Building Caffe (1.0) for Windows - t-kuha/caffe-win-dependency GitHub Wiki
This is an instruction for how to build Caffe (static version) from source.
- git (For example: https://git-scm.com/download/win)
- CMake (Tested with 3.12.4)
- Be sure to use CMake 3.9.3 or newer
- Reference: https://stackoverflow.com/questions/42123509/cmake-finds-boost-but-the-imported-targets-not-available-for-boost-version/42124857
- Visual Studio 2017 (64 bit)
- CUDA (10.0) & cuDNN (7.0) (If you want GPU acceleration)
- Python (As necessary; Tested with Miniconda 3 (64 bit) / Python 3.7.4)
-
Clone Caffe source from my GitHub:
> git clone https://github.com/t-kuha/caffe.git # Check out Windows branch > cd caffe > git checkout windows # You can run "git status" to make sure you're on "windows" branch # Go back to the original direcroty > cd ..
-
Download dependency files from my repo:
# Add --recursive if you also want sources > git clone https://github.com/t-kuha/caffe-win-dependency.git # Checkout necessary version > cd caffe-win-dependency > git checkout python-3.7 > cd ..
# Run build command
> mkdir _build
> cd _build
# Build with VS2017
# CPU-only version
> ..\caffe-win-dependency\build_caffe.cmd <Full path to root dir>/caffe-win-dependency/_vs2017
# GPU version
> ..\caffe-win-dependency\build_caffe_gpu.cmd <Full path to root dir>/caffe-win-dependency/_vs2017
-
Copy _< Build directory >/install/python/caffe to /Lib/site-packages
-
Check if Caffe works in Python:
> python -c "import caffe"
- Check if command line tool works:
> cd < Build directory >/_install
> bin/caffe.exe
caffe.exe: command line brew
usage: caffe <command> <args>
commands:
train train or finetune a model
test score a model
device_query show GPU diagnostic information
time benchmark model execution time
No modules matched: use -help
-
Copy < Caffe Source >\examples into < Build directory >_install
-
Download MNIST data & Convert it to LMDB
> bin\convert_mnist_data.exe examples\mnist\t10k-images.idx3-ubyte examples\mnist\t10k-labels.idx1-ubyte examples/mnist/mnist_test_lmdb
> bin\convert_mnist_data.exe examples\mnist\train-images.idx3-ubyte examples\mnist\train-labels.idx1-ubyte examples/mnist/mnist_train_lmdb
- Train
> bin\caffe.exe train --solver=examples\mnist\lenet_solver.prototxtc
...
I0410 13:52:01.257920 3040 solver.cpp:447] Snapshotting to binary proto file examples/mnist/lenet_iter_10000.caffemodel
I0410 13:52:01.268927 3040 sgd_solver.cpp:273] Snapshotting solver state to binary proto file examples/mnist/lenet_iter_10000.solverstate
I0410 13:52:01.274931 3040 solver.cpp:310] Iteration 10000, loss = 0.00263578
I0410 13:52:01.275933 3040 solver.cpp:330] Iteration 10000, Testing net (#0)
I0410 13:52:01.402025 9560 data_layer.cpp:73] Restarting data prefetching from start.
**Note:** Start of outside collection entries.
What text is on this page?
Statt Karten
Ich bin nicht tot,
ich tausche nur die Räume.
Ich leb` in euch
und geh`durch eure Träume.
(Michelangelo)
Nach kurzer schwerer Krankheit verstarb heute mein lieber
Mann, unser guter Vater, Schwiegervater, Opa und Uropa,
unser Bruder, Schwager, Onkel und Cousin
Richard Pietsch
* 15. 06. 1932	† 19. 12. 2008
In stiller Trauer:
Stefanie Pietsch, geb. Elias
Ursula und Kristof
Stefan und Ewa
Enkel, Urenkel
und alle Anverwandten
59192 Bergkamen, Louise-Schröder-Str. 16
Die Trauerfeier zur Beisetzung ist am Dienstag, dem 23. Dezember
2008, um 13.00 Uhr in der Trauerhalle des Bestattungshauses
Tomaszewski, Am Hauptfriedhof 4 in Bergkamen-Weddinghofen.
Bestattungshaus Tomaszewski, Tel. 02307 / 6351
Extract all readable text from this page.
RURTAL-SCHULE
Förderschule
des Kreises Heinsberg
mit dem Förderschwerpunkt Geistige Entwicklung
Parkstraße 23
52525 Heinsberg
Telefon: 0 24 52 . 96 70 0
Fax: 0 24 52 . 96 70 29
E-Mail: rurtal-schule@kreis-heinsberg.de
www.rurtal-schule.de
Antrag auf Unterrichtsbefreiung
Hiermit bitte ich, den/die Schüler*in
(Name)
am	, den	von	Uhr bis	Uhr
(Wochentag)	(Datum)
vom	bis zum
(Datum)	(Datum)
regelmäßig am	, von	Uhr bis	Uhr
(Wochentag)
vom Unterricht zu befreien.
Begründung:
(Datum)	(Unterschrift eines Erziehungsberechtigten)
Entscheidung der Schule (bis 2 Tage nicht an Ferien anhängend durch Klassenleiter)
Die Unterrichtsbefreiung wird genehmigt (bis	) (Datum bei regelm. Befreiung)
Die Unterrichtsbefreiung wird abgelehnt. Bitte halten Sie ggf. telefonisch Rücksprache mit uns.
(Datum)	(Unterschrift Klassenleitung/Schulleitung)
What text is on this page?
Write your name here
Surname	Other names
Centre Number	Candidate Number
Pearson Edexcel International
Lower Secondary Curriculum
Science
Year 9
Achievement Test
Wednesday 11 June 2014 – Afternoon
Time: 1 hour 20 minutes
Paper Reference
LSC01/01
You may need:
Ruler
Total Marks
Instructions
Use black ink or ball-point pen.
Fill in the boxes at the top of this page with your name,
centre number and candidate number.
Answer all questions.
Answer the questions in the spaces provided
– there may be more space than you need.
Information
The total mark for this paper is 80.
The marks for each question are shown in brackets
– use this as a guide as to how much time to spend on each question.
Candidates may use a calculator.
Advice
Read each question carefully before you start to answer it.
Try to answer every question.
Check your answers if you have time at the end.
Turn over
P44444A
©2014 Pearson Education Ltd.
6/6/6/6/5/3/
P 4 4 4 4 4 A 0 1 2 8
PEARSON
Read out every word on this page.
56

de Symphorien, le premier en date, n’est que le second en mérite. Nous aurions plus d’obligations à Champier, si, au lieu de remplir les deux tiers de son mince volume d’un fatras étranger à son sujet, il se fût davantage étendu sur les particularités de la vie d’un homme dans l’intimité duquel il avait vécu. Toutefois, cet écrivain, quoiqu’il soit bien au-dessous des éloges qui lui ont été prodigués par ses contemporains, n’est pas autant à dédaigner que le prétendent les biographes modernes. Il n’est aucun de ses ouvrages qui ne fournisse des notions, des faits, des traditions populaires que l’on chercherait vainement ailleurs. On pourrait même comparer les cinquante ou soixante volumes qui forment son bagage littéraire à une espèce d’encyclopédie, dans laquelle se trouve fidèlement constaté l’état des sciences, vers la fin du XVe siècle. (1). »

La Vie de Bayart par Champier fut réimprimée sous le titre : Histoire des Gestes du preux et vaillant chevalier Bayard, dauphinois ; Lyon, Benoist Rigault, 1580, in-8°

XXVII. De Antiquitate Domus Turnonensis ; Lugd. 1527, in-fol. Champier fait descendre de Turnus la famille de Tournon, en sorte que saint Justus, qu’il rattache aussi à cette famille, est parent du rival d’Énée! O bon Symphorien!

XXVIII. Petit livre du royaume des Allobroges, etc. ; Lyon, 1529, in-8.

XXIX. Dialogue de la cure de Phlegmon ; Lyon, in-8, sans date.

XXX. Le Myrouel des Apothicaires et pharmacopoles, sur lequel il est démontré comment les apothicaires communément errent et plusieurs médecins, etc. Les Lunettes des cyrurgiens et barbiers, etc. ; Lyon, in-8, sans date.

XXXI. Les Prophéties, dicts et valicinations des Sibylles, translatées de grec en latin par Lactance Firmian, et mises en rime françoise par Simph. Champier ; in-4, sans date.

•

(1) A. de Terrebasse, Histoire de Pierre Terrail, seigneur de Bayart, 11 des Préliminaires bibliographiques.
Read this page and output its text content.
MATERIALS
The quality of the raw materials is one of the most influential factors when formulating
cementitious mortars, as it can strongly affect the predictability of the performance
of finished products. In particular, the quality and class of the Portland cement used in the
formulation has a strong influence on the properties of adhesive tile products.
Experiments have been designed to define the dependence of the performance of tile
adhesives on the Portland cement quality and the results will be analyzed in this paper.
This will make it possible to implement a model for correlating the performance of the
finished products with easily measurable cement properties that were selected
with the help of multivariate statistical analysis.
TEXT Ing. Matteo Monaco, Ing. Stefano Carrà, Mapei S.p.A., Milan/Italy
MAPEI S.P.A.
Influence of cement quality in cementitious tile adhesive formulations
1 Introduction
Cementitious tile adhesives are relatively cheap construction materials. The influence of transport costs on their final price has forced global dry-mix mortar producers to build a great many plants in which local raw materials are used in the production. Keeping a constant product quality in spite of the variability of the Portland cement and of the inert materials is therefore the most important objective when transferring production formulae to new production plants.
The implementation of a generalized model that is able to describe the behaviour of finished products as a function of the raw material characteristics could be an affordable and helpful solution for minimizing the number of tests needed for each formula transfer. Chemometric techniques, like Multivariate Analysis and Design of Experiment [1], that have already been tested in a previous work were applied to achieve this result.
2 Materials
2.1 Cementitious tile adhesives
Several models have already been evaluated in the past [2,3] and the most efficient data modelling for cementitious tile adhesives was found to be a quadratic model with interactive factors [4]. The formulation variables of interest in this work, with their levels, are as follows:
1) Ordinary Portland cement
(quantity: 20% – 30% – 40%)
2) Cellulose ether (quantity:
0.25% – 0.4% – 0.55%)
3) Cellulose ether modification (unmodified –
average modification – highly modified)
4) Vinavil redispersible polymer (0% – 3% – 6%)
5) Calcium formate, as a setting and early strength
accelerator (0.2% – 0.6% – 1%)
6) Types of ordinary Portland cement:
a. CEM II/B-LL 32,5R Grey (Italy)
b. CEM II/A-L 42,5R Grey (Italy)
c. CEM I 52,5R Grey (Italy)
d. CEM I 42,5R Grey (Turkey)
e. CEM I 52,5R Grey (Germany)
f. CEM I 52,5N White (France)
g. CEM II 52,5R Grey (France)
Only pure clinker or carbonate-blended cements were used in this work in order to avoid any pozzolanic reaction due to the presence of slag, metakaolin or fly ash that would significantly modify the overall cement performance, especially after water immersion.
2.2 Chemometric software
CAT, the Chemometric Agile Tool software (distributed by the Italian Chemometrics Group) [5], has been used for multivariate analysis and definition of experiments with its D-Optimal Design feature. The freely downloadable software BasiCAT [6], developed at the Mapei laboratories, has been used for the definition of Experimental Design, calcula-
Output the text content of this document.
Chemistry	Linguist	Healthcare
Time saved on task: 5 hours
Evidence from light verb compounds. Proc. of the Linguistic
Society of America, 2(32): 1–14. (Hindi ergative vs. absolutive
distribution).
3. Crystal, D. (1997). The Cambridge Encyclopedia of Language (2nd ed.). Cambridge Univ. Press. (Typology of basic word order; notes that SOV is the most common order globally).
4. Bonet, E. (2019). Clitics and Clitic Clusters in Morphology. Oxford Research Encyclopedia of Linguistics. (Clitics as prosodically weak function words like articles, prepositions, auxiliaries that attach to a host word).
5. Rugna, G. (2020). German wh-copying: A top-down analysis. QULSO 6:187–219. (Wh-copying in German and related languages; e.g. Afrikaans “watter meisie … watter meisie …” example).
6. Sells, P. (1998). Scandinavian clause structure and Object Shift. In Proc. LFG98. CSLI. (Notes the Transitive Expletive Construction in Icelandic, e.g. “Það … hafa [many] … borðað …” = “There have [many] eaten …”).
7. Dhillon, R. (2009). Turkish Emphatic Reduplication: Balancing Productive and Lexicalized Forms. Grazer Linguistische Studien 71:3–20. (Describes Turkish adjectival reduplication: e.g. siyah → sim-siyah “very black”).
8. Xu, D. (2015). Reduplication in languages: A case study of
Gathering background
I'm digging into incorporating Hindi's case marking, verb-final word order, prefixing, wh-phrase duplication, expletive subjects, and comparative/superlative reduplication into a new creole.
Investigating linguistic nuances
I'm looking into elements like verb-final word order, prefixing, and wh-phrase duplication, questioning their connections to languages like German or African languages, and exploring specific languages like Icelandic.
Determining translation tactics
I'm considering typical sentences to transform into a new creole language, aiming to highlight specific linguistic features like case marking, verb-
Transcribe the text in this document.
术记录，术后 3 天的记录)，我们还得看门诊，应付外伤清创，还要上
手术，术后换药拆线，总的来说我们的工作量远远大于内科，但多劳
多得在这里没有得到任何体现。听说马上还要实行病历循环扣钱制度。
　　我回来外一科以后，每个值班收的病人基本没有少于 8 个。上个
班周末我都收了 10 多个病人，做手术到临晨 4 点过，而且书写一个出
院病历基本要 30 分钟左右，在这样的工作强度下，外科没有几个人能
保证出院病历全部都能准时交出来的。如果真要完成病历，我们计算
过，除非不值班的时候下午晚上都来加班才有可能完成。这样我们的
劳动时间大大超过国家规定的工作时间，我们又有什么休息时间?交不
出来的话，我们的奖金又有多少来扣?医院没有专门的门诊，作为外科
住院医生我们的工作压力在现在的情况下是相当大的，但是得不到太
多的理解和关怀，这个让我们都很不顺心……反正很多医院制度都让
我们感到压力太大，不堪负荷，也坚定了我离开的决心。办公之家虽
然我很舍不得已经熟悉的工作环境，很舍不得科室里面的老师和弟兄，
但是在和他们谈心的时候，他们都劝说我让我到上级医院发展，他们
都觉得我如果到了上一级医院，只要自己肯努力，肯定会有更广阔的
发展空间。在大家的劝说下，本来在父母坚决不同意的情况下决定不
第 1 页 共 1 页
I0410 13:52:01.407029 3040 solver.cpp:397] Test net output #0: accuracy = 0.992
I0410 13:52:01.407029 3040 solver.cpp:397] Test net output #1: loss = 0.0278062 (* 1 = 0.0278062 loss)
I0410 13:52:01.407029 3040 solver.cpp:315] Optimization Done.
I0410 13:52:01.407029 3040 caffe.cpp:260] Optimization Done.